Co-seismic landslide directions may help identifying earthquake fault ruptures

Several studies have suggested that directions of earthquake-triggered landslides might be preferentially oriented according to the seismic waves’ characteristics.  Here we further address this issue by analyzing three landslide populations attributed to 1998 Ruei-Li Mw 6.5, 1999 Chi-Chi Mw 7.3 and 2022 Taitung Mw 6.9 earthquakes in Taiwan. In particular, we seek possible linkages between the patterns of co-seismic landsliding (predominant orientations) and the epicenter and fault rupture locations, by exploiting the assumption that surface waves with horizontal particle motions (Love waves) and horizontal shear waves, both characterized by transverse vibrations perpendicular to the direction of wave radiation from the source, are the major agents responsible for earthquake induced slope failures.
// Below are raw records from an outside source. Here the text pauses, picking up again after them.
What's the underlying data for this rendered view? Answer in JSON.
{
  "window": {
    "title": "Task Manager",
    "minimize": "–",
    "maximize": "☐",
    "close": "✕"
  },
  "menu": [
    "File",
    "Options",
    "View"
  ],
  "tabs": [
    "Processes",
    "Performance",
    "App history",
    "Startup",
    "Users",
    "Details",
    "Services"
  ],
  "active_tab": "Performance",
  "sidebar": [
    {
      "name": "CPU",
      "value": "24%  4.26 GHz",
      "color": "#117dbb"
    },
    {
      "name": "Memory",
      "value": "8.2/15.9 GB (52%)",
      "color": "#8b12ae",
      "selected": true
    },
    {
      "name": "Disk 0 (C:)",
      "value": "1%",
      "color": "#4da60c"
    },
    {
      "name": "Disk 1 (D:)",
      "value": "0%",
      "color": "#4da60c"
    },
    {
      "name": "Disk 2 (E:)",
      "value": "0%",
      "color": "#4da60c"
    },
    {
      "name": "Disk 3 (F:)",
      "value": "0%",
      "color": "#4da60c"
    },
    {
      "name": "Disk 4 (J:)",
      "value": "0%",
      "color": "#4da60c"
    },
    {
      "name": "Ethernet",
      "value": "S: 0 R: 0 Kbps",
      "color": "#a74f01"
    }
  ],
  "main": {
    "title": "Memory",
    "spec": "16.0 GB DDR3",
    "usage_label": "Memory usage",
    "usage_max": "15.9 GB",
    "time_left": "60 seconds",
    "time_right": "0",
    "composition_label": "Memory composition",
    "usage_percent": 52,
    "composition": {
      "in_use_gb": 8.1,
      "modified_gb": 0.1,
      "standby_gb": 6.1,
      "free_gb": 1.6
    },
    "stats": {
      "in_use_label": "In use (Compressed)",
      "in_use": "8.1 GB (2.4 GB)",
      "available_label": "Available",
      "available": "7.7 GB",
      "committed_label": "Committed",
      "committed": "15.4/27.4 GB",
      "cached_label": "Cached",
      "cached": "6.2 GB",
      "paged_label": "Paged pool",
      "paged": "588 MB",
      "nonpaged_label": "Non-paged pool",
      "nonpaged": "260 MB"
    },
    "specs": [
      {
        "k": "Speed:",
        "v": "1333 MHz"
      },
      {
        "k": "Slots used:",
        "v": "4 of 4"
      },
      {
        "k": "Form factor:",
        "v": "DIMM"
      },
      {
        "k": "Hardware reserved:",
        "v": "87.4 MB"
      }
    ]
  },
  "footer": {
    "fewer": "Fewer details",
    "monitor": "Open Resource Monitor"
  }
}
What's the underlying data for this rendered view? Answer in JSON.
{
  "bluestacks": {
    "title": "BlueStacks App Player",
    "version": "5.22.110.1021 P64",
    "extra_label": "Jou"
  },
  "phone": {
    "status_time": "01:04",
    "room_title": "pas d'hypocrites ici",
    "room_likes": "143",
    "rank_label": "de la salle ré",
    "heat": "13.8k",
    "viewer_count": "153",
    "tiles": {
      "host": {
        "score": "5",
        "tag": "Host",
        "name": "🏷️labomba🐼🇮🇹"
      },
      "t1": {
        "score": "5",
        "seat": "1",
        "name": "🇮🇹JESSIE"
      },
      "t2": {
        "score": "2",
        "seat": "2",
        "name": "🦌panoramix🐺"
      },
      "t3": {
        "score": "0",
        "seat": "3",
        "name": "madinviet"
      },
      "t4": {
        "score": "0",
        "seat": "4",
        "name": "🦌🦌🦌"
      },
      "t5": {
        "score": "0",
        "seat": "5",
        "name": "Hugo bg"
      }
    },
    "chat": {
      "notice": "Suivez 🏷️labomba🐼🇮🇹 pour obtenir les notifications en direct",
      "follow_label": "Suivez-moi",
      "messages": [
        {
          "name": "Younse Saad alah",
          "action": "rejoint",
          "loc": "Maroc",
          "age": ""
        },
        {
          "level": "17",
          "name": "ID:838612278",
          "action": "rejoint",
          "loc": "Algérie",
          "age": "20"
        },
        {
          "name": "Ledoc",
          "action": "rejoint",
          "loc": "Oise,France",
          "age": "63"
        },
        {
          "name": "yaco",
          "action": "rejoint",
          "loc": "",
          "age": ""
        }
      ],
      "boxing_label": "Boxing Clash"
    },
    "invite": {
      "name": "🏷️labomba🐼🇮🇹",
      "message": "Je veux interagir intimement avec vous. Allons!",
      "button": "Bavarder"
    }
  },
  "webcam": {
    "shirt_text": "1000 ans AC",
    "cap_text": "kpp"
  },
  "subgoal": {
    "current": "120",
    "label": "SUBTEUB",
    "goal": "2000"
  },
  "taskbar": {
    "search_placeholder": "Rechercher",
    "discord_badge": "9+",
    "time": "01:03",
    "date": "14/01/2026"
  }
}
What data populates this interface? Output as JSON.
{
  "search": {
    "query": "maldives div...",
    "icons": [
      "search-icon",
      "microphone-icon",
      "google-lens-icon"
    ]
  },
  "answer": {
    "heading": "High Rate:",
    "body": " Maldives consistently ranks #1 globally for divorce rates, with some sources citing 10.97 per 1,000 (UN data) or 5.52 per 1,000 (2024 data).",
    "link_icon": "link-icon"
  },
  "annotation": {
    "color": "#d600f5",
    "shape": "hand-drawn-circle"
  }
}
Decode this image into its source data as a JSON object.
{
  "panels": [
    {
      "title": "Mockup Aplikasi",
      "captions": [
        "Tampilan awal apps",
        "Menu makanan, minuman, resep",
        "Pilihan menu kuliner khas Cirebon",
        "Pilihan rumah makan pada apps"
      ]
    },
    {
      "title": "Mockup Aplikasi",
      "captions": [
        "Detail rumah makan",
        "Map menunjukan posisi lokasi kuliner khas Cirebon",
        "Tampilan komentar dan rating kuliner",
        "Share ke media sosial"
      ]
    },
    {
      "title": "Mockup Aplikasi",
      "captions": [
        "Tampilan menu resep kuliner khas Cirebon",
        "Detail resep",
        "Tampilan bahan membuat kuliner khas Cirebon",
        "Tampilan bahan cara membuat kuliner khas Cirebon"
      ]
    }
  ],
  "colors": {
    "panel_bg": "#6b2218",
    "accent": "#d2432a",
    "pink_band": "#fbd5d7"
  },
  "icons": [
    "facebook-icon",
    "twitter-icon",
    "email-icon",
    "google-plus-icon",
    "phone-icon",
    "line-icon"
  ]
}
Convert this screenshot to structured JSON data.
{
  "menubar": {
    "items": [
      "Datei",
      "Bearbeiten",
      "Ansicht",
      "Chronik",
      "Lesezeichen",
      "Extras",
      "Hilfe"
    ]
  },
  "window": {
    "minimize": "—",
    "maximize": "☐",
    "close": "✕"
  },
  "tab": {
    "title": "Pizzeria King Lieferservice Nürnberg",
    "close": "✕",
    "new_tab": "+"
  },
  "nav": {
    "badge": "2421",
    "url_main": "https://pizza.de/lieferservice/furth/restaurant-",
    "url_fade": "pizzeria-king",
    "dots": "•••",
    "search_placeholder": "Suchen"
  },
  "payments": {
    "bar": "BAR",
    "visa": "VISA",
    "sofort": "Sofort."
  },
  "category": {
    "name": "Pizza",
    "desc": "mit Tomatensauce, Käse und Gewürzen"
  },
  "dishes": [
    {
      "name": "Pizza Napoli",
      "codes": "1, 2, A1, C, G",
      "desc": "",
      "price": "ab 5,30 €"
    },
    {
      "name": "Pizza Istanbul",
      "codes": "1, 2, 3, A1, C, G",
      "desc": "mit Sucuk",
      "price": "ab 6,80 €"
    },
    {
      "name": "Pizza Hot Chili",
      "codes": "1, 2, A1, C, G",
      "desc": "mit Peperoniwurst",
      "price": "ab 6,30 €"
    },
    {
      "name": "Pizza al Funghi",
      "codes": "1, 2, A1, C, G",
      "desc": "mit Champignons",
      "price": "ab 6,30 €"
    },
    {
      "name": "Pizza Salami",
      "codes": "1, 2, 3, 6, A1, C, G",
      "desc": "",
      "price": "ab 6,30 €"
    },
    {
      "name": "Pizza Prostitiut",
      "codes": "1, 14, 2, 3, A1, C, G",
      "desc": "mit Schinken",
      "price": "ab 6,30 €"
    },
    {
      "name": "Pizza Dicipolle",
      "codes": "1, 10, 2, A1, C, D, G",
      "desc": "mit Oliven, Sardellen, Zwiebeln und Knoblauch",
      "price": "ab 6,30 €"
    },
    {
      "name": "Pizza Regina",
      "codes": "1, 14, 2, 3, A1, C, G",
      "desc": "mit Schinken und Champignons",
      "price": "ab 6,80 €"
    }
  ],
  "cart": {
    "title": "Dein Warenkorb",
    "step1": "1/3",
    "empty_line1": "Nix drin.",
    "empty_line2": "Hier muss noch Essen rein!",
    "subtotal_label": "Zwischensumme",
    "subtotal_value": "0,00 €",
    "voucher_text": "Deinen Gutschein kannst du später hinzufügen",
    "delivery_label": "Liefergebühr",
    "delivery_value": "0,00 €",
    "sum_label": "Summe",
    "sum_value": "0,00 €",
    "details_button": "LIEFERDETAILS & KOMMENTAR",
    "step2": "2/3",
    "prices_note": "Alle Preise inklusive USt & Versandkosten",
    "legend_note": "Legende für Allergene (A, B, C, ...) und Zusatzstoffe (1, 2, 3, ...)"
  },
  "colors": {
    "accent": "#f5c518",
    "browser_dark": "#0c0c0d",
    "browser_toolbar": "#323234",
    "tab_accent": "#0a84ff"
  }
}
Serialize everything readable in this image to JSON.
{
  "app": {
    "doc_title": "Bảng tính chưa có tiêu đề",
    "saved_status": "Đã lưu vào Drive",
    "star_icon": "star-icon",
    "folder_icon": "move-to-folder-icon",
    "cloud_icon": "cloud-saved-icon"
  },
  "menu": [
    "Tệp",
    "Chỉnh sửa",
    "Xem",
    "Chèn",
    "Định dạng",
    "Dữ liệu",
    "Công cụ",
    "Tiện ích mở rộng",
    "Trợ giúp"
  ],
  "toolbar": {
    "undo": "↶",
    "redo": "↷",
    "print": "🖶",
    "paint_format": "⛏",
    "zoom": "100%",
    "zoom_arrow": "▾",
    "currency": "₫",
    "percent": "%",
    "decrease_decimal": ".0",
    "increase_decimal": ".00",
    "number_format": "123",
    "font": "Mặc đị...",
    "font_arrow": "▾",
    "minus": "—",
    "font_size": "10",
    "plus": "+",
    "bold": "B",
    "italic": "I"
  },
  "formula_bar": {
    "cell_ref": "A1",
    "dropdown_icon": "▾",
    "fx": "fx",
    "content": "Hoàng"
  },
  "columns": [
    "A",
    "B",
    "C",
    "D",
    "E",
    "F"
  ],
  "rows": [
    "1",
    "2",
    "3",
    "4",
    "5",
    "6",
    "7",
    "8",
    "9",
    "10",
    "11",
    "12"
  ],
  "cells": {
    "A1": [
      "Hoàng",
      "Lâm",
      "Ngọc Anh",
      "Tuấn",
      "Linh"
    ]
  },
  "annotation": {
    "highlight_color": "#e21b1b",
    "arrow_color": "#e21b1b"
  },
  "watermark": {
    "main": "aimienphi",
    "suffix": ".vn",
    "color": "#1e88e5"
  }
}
First, we take the aspect of each landslide source zone as representing the landslide directions. These directions are then statistically evaluated with respect to the epicentre and fault rupture positions for the characteristic segments of the landslide population. In the next step, we consider numerous possible pairs of the landslides to obtain intersections of the lines normal to their aspect directions using custom-designed Python code.

At each particular landslide population segment, the landslide displacement directions revealed slight preferential orientation with the maxima sub-perpendicular to the fault rupture. Symmetrically distributed and round landslide population of the Ruei-Li earthquake showed even better results than elongated landslide population of the Chi-Chi earthquake. In all three earthquake cases, the intersections maxima coincided with the maximum slip velocities and/or displacements along the fault ruptures, as revealed by GNSS. These promising results indicate that such an approach might be useful for identifying fault ruptures of old or even prehistoric earthquakes.   

The research was funded by the Grant Agency of the Czech Republic (GC22-24206J) and Taiwanese National Technological and Science Council (MOST/NTSC 111-2923-M-008-006-MY3).